A explicação necessária 

     Pessoas amigas questionaram-me das razões pelas quais considerei que a estação do caminho-de-ferro seria uma boa localização, mas apontando-lhe exiguidade de espaço.

     Em verdade, nunca fui opositor de tal localização mas também nunca escondi a minha preferência pelo bairro da capela.

     Nunca escondi também que entendo que o espaço onde se realizou, durante décadas, a feira semanal, devia ser integrado no centro cívico por se tratar de local nobre e que não pode ficar sem sofrer consideráveis melhorias.

     A grande oposição à localização dos Paços do Concelho naquele espaço teve a ver com boatos de que a capela iria ser demolida, como se isso fosse possível, e que a Igreja, sua proprietária, nisso consentisse.

     Afonso PaixãoQuando se discute o destino de qualquer templo católico, não podemos esquecer-nos que pertencem à Igreja e só esta pode determinar o seu destino.

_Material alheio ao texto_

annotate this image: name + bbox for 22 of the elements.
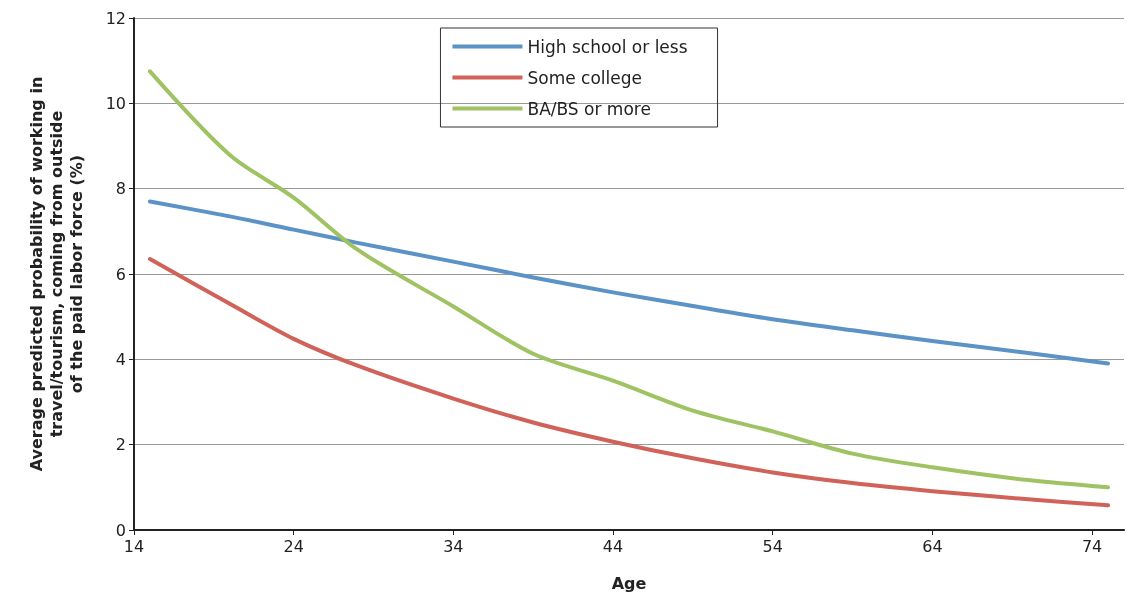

Nem acredito que tal ideia tenha passado pela mente de quem quer que fosse.

     Também eu seria opositor a essa ideia por aquilo que a capela de Nossa Senhora das Dores representa para todos os trofenses e não só.

     A existência de construções ao longo da rua de D. Pedro V tem alguns adversários que preferem, e não discordo, que essas construções sejam transferidas para outro espaço dentro do quarteirão da serração. Talvez um ligeiro aumento de cérceas solucione a questão.

     Este local é o verdadeiro centro pelo que sempre representou para todos os trofenses e, agora, para o concelho. Por todas as razões já ditas e reditas a que acresce um factor a não ignorar: a maior proximidade a Santiago de Bougado, freguesia integrante da cidade.

     Quanto à estação do caminho-de-ferro, sempre considerei que é uma boa hipótese de localização: obedece aos critérios de centralidade urbana.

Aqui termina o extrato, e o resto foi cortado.